Kamala parece ter encontrado o caminho das pedras em termos de linguagem, utilizando-se de uma comunicação assertiva, com uma boa dose de humor, e uma pitada de ironia, sem ser ofensiva, tem deixado Trump deslocado. A forma com que Trump costuma dar apelidos jocosos para seus adversários, como “sleepy Joe” (Joe dorminhoco) ou “Crooked Hillary” (Hillary corrupta), simplesmente não está “colando” contra Kamala. Debochar de sua risada ou chamá-la de louca ou comunista.

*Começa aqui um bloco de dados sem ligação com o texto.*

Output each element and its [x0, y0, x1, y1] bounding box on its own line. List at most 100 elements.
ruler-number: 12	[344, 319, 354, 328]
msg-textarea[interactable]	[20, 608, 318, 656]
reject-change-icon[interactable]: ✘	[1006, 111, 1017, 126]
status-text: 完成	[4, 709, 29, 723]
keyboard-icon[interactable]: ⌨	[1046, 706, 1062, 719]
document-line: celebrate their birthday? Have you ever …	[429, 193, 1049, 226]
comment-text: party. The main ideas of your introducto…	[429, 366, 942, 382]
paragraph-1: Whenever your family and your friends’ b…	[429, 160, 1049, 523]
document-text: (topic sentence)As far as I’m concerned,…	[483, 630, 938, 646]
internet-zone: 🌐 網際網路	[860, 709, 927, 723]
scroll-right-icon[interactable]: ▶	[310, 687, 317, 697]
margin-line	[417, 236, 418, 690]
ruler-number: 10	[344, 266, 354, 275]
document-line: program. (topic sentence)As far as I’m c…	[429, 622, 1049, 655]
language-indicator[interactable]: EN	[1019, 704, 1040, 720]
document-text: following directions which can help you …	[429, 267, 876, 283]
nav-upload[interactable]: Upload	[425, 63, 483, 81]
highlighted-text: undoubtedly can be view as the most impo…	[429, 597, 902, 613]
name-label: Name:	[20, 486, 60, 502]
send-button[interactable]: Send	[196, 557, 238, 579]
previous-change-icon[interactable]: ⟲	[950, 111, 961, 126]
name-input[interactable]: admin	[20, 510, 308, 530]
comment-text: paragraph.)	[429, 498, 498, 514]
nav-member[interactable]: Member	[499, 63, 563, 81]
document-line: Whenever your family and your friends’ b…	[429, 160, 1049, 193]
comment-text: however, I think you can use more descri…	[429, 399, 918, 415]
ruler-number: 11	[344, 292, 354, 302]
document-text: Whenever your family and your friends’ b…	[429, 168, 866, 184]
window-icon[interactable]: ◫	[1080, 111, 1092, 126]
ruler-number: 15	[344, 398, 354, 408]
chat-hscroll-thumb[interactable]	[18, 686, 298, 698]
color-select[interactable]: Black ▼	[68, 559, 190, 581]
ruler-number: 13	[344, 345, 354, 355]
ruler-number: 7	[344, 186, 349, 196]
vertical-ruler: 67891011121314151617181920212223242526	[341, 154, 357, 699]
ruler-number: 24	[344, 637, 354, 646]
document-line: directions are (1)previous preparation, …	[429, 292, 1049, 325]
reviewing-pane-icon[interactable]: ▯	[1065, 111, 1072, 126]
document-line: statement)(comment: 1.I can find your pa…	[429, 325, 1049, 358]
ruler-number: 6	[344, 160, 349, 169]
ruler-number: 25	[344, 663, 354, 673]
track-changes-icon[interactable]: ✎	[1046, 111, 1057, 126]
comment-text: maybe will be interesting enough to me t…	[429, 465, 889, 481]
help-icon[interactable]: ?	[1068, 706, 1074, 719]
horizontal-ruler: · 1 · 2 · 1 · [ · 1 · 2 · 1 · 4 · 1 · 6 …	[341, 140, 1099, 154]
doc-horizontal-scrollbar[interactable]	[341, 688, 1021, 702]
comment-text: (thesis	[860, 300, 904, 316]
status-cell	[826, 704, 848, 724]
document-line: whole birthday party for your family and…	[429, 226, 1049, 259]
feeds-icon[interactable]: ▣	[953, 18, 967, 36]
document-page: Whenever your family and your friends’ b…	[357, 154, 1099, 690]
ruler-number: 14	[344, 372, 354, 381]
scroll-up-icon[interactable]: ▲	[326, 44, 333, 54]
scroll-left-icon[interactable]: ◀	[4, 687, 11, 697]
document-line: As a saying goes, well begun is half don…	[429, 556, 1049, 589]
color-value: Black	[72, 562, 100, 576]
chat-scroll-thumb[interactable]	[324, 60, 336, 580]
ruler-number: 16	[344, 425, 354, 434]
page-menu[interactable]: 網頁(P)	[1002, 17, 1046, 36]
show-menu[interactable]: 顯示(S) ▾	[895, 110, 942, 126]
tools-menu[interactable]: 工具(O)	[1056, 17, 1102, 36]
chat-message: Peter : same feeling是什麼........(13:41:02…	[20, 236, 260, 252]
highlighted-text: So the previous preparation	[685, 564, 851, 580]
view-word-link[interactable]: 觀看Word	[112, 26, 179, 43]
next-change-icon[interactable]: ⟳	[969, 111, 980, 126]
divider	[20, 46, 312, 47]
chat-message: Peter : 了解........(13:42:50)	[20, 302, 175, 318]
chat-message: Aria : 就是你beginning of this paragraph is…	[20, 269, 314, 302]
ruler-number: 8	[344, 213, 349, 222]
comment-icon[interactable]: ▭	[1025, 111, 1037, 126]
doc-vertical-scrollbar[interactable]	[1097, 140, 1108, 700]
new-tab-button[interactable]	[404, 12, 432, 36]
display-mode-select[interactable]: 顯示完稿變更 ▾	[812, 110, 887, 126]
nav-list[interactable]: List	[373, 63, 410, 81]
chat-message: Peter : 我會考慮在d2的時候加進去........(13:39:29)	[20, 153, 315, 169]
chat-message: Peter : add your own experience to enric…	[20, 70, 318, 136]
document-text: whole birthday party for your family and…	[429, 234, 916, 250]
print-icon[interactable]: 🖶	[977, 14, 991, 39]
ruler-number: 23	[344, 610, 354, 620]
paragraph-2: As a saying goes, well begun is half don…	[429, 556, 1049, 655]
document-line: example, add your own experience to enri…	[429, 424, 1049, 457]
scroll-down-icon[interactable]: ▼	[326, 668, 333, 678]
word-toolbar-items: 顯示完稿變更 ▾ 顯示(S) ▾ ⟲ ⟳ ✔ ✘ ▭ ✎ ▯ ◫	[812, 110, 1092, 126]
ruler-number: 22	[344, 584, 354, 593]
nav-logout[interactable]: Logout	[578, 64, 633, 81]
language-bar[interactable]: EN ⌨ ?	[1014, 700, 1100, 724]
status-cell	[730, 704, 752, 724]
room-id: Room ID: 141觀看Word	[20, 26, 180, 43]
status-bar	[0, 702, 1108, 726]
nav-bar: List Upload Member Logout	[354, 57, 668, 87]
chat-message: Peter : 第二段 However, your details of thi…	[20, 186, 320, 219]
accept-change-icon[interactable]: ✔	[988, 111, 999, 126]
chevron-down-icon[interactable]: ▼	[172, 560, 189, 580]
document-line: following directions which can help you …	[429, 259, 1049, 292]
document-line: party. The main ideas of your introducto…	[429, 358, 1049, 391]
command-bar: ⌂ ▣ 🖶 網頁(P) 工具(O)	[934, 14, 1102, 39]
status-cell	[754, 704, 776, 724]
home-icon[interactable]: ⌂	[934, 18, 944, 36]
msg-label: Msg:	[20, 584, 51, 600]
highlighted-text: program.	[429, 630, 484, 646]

A candidata democrata tornou-se uma voz importante na defesa dos direitos de acesso ao aborto nos Estados Unidos, criticando a derrubada de Roe vs Wade, como uma ameaça às liberdades individuais das americanas, argumento astuto que une liberais a direita e a esquerda do espectro político americano. Esta retórica argumentativa usada por Kamala é muito interessante, pois utiliza-se de um valor fundador da sociedade americana: do direito de liberdade de escolha dos cidadãos, argumento clássico tradicionalmente utilizado pelos Republicanos.
Tim Walz, seu vice, em sintonia fina com Kamala, num de seus discursos, expôs o viés autoritário da MAGA (Fazer a América grandiosa novamente) de Trump ao discursar “eu não preciso de ninguém me dizendo quais livros devo ler”. Eu não preciso de ninguém me dizendo que religião devo seguir…”. Este forte apelo à defesa das liberdades individuais, pode ser importante para empolgar eleitores que não estavam pretendendo sair de suas casas para votar, eleitores independentes, bem como mobilizar o tradicional eleitor republicano mais centrista. Esta mudança de estratégia na chapa democrata faz Harris oferecer ao eleitor uma nova visão de patriotismo aos americanos. Pauta que ficou por muito tempo no centro do movimento extremista MAGA.
Considerando-se que o último debate entre Trump e Biden literalmente derrubou Biden, o próximo debate em 10 de setembro (ABC News) promete. Trump, o primeiro presidente americano com diversas acusações criminais (inclusive condenado por suborno a uma atriz de filmes adultos) responde por acusações num processo federal por sua suposta participação no esquema de anular as eleições de 2020; enfrentará agora em debate uma ex-promotora pública experiente.
Com Kamala Harris os democratas voltam ao jogo. Trump pode se sentir o rei, mas no xadrez eleitoral norte-americano, a rainha parece se movimentar melhor. O “xeque-mate”? Ainda indefinido.